Find Sec A and Cot B exactly if a=8 and b=7

Answer 1

The given triangle is right angle triangle with side a = 8 and b 7

Apply pythagoras theorem for the side c;

In a right-angled triangle, the square of the hypotenuse side is equal to the sum of squares of the other two sides.

Hypotenuse² = Perpendicular² + Base²

Here, perpendicular, a =8 and Base b = 7

`\begin{gathered} c^(2)=a^(2)+b^(2) \\ c^(2)=8^(2)+7^(2) \\ c^2=113 \\ c=\sqrt[]{113} \end{gathered}`

The trignometric ratio for sec of an angle define as the ratio of the hypotenuse to the side adjacent to a given angle in a right triangle.
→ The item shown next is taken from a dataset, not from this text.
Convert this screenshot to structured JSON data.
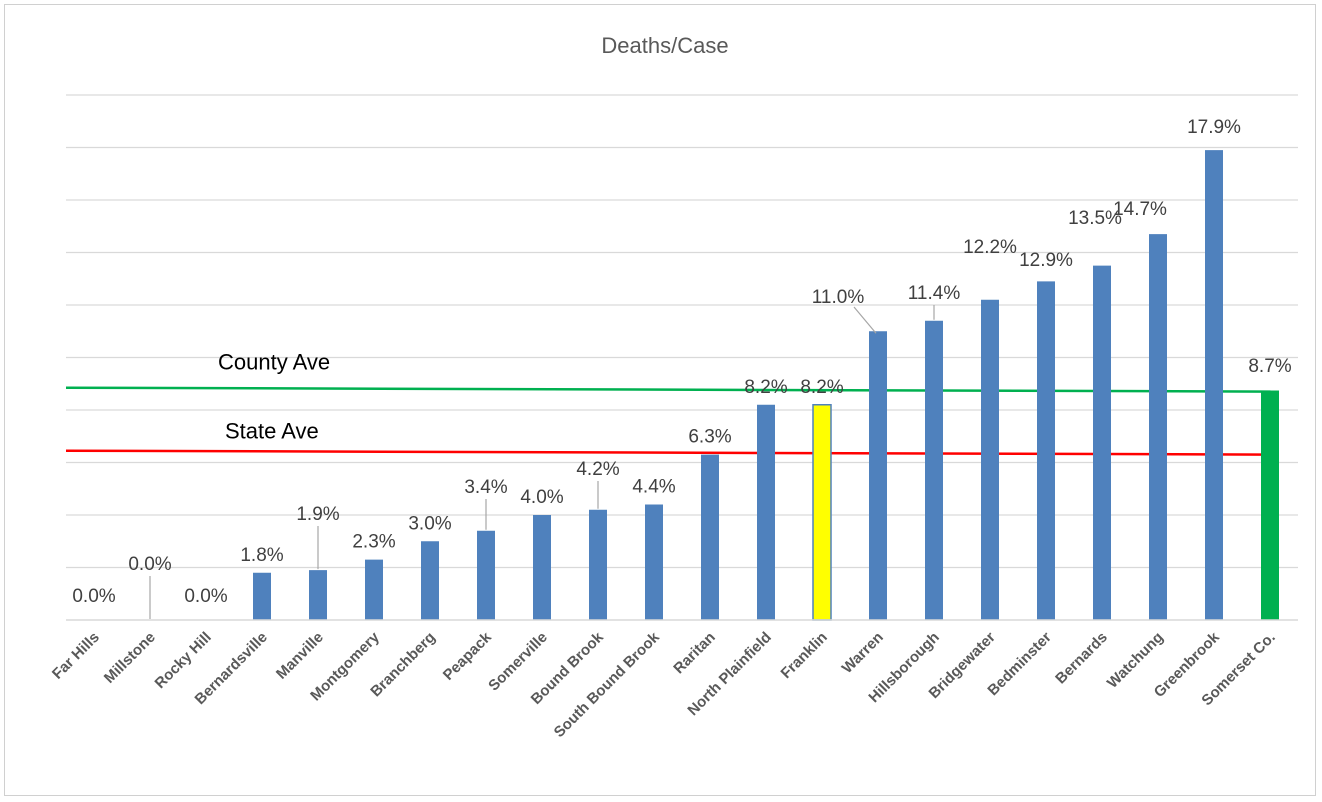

`\begin{gathered} \sec A=\frac{Hypotenuse}{Adjacent\text{ side of angle A}} \\ \sec A=(c)/(b) \\ \sec A=\frac{\sqrt[]{113}}{7} \end{gathered}`

The trignometric ratio for cosine of angle define as the ratio of the adjacent side to the the opposite side of the angle,

`\begin{gathered} CotB=\frac{\text{Adjacent side to angle B}}{\text{Opposite side to angle B}} \\ CotB=(a)/(b) \\ CotB=(8)/(7) \end{gathered}`

Answer; a)

`\text{SecA}=\frac{\sqrt[]{113}}{7},\cot B=(8)/(7)`